Так до самой полночи они забавлялись то душевными беседами, то сном, покуда не явился господин Поповский, как было уговорено, и ротмистр, распорядившись подпоручику и нашему герою оставаться и ждать, последовал за исправником на ночную свою охоту. Авросимов даже рад был сему обстоятельству, ибо до утра топтаться на холоду, даже ради государя, хоть и лестно, да зябко.

Не успели двери за ними захлопнуться, как подпоручик поворотился на бок и тотчас заснул.

Авросимов начал было припоминать свое житье в деревне, да не заметил, как очутился в коридоре, уже вам знакомом. Английский пистолет в его руке был горяч. Кто то опять призывал, однако так явственно, что можно было на сей раз почти разобрать слова. Звали на помощь.

Наш герой торопился туда широкими прыжками, подобно льву в пустыне, и наконец увидел полуоткрытую крайнюю дверь, откуда и доносился зов. Но опять, как всегда, в ту самую минуту, как он собирался рвануть сию злополучную дверь, его разбудили...

Горела свеча, хотя за окнами вставал рассвет. Подпоручик стоял лицом к оконцу, неподвижный как изваяние. Ротмистр торопливо обертывал мешковиной грязный объемистый сверток. Его пальцы ловко подхватывали концы, вязали узлы, будто он всю жизнь только тем и занимался, что свертки упаковывал.
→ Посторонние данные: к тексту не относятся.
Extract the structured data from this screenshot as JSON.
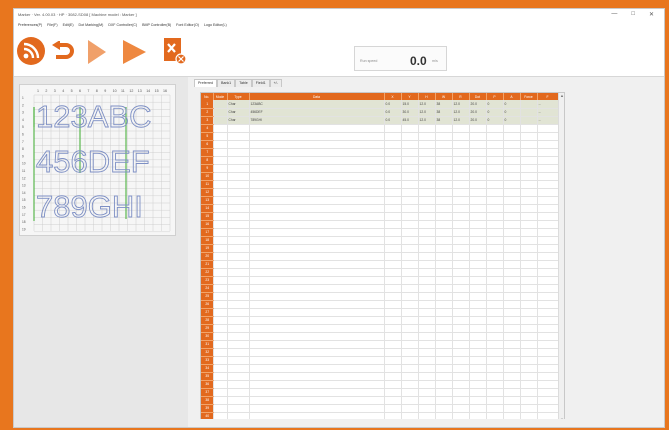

Господи, подумал наш герой, неужто ради этого грязного свертка столько страданий! Вот он лежит на столе, ворочается, словно молодой поросенок перед базаром, и ротмистр, лейб гусар и адъютант генерала, гнется над ним с нетерпением, и в Петербурге все, все, от господина Боровкова до государя, ждут сей клад с еще большим нетерпением... И ради этого столько всего, столько горьких слов друг другу!

— Мы едем, — сказал Слепцов нашему герою. — Поторопитесь.

И вдруг все существо Авросимова возмутилось при звуках этого голоса. Взъерошенный, с пухом, приставшим к волосам, еще не совсем покинувший тот злополучный коридор, Авросимов поднялся, ровно медведь из берлоги.

— Поспешайте, поспешайте, сударь, — сказал ротмистр, заканчивая упаковку. — В кибитке отоспитесь. Ваш тяжкий труд, слава Богу, закончен.

— Я не заслужил ваших насмешек, — сказал Авросимов, сжимая кулачища и едва сдерживаясь, чтобы не броситься на дерзкого гусара.

Ротмистр даже не взглянул на него, а кликнул унтера и, когда тот появился, словно истукан застыв на пороге, подошел к подпоручику и тронул его за плечо:

— Простите, господин подпоручик, но боюсь, что пренебрежение инструкцией принесет мне много неприятностей. Я должен надеть на вас цепи...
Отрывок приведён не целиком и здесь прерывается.